El Cuento de Grasso, el Carpintero, Antonio Manetti

[La novella del Grasso Legnaiolo]. Es­crito a mediados del siglo XV y atribuido a un tal Antonio Manetti (1423-1497), litera­to y estudioso de problemas de arte, espíritu agudo y extravagante. La celebridad de esta novela corta se debe a su carácter sin­gular. Aunque su trama consista en una burla bastante parecida a muchas otras (es­pecialmente a la de Boccaccio sobre Calandrino), la narración tiene movimientos y accidentes que transportan el interés a una zona más elevada de inquietudes men­tales y de angustias casi alucinantes. Otra causa de la popularidad de la narración pro­viene del hecho de que la burla es atribuida (y parece auténtica) a Filippo Brunelleschi, el gran arquitecto de la cúpula de Santa María del Fiore, de Florencia.

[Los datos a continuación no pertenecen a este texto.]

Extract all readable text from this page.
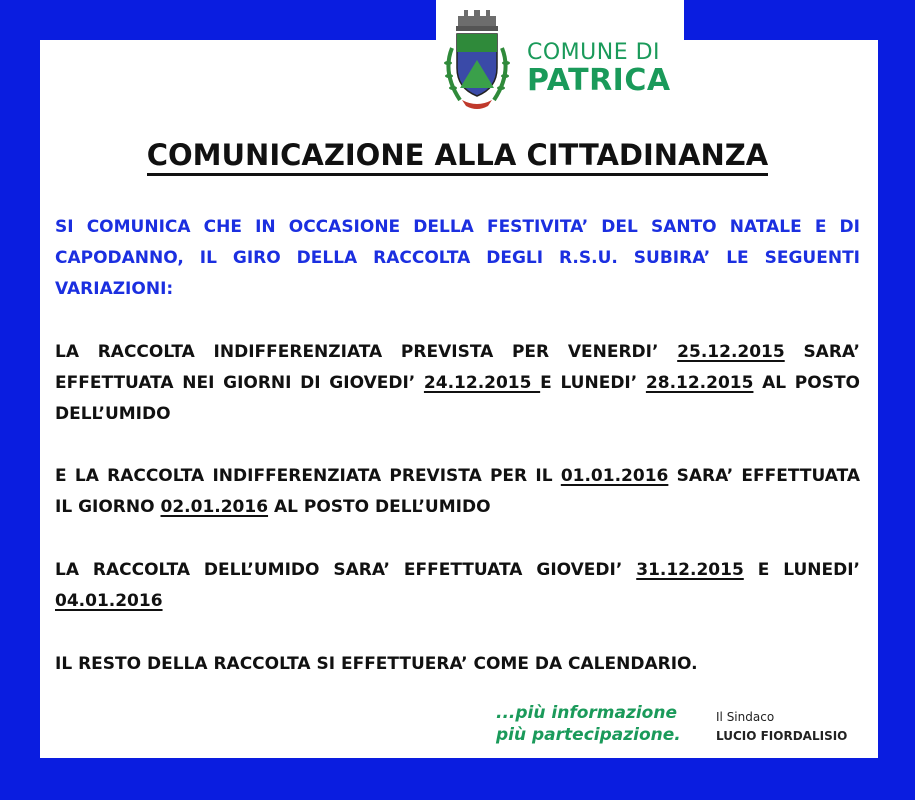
COMUNE DI
PATRICA
COMUNICAZIONE ALLA CITTADINANZA
SI COMUNICA CHE IN OCCASIONE DELLA FESTIVITA’ DEL SANTO NATALE E DI CAPODANNO, IL GIRO DELLA RACCOLTA DEGLI R.S.U. SUBIRA’ LE SEGUENTI VARIAZIONI:
LA RACCOLTA INDIFFERENZIATA PREVISTA PER VENERDI’ 25.12.2015 SARA’ EFFETTUATA NEI GIORNI DI GIOVEDI’ 24.12.2015 E LUNEDI’ 28.12.2015 AL POSTO DELL’UMIDO
E LA RACCOLTA INDIFFERENZIATA PREVISTA PER IL 01.01.2016 SARA’ EFFETTUATA IL GIORNO 02.01.2016 AL POSTO DELL’UMIDO
LA RACCOLTA DELL’UMIDO SARA’ EFFETTUATA GIOVEDI’ 31.12.2015 E LUNEDI’ 04.01.2016
IL RESTO DELLA RACCOLTA SI EFFETTUERA’ COME DA CALENDARIO.
...più informazione
più partecipazione.
Il Sindaco
LUCIO FIORDALISIO
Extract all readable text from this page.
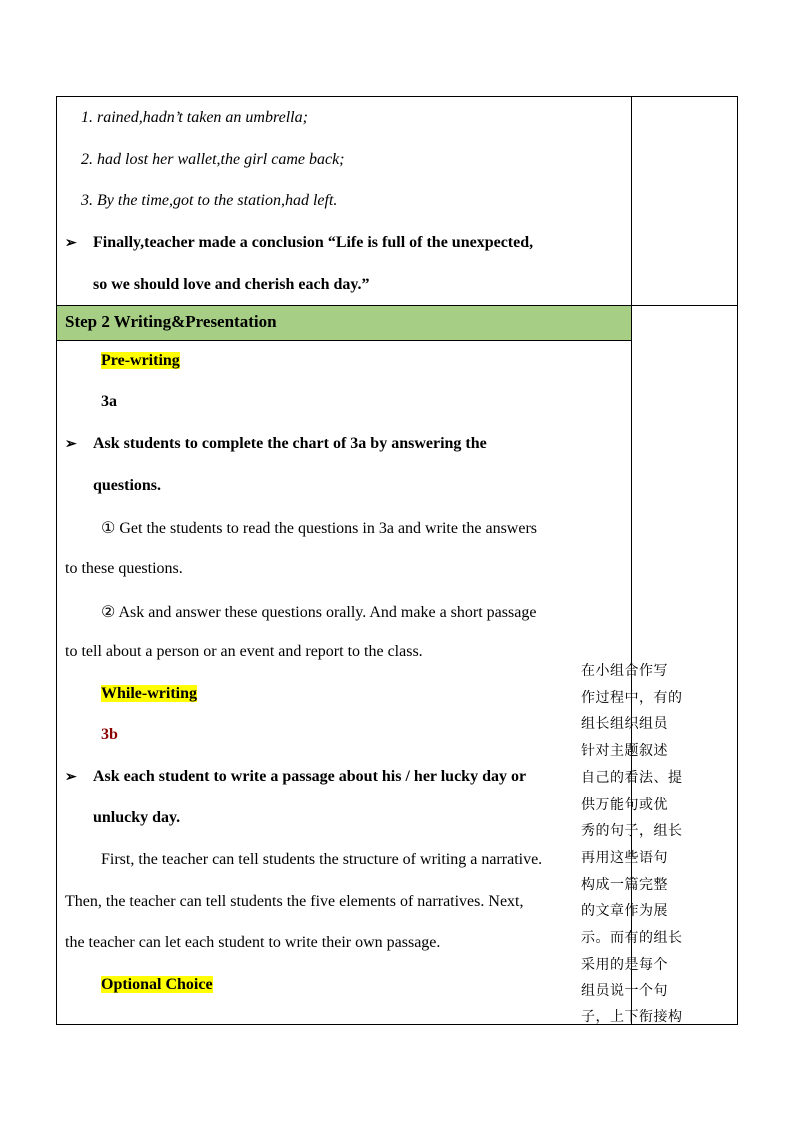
Step 2 Writing&Presentation
1. rained,hadn’t taken an umbrella;
2. had lost her wallet,the girl came back;
3. By the time,got to the station,had left.
➢ Finally,teacher made a conclusion “Life is full of the unexpected,
so we should love and cherish each day.”
Pre-writing
3a
➢ Ask students to complete the chart of 3a by answering the
questions.
① Get the students to read the questions in 3a and write the answers
to these questions.
② Ask and answer these questions orally. And make a short passage
to tell about a person or an event and report to the class.
While-writing
3b
➢ Ask each student to write a passage about his / her lucky day or
unlucky day.
First, the teacher can tell students the structure of writing a narrative.
Then, the teacher can tell students the five elements of narratives. Next,
the teacher can let each student to write their own passage.
Optional Choice
在小组合作写
作过程中，有的
组长组织组员
针对主题叙述
自己的看法、提
供万能句或优
秀的句子，组长
再用这些语句
构成一篇完整
的文章作为展
示。而有的组长
采用的是每个
组员说一个句
子，上下衔接构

Un grupo de amigos, capitaneados por Brunelleschi, para vengarse de cierto Grasso, carpintero, que no había ido a cenar con ellos, imaginan hacer creer a Grasso que no es él, sino que, aunque cree ser Grasso, es en realidad un tal Matteo. Preparado todo, Brunelleschi entra en casa de Grasso, por la noche, y cuando su víctima se retira, al encontrar la puerta cerrada, imita su voz y le con­testa que Grasso es él, y le habla llamándole «Matteo». Con ello Grasso se descon­cierta hasta el extremo de creer que ha perdido la memoria, y sale en busca de sus amigos, todos los cuales le llaman Mat­teo; incluso como a tal Matteo, los delega­dos de los mercaderes le detienen por cier­tas deudas no pagadas. En la cárcel un amigo suyo no le reconoce, un compañero le cuenta varios casos de pérdida de la memoria, de modo que Grasso no sabe quién es realmente. Luego le hacen dormir con opio, lo devuelven a su casa y lo acuestan con la cabeza en el lugar de los pies y con todos los muebles cambiados de sitio. El despertar no le aporta la completa seguri­dad de su identidad propia; siempre le que­da una duda: ¿es Grasso o Matteo? La extravagancia de la burla y la aún superior de la narración, tienen ciertamente rasgos de modernidad, que explican que la novela haya atraído durante más de cinco siglos la curiosidad de los lectores.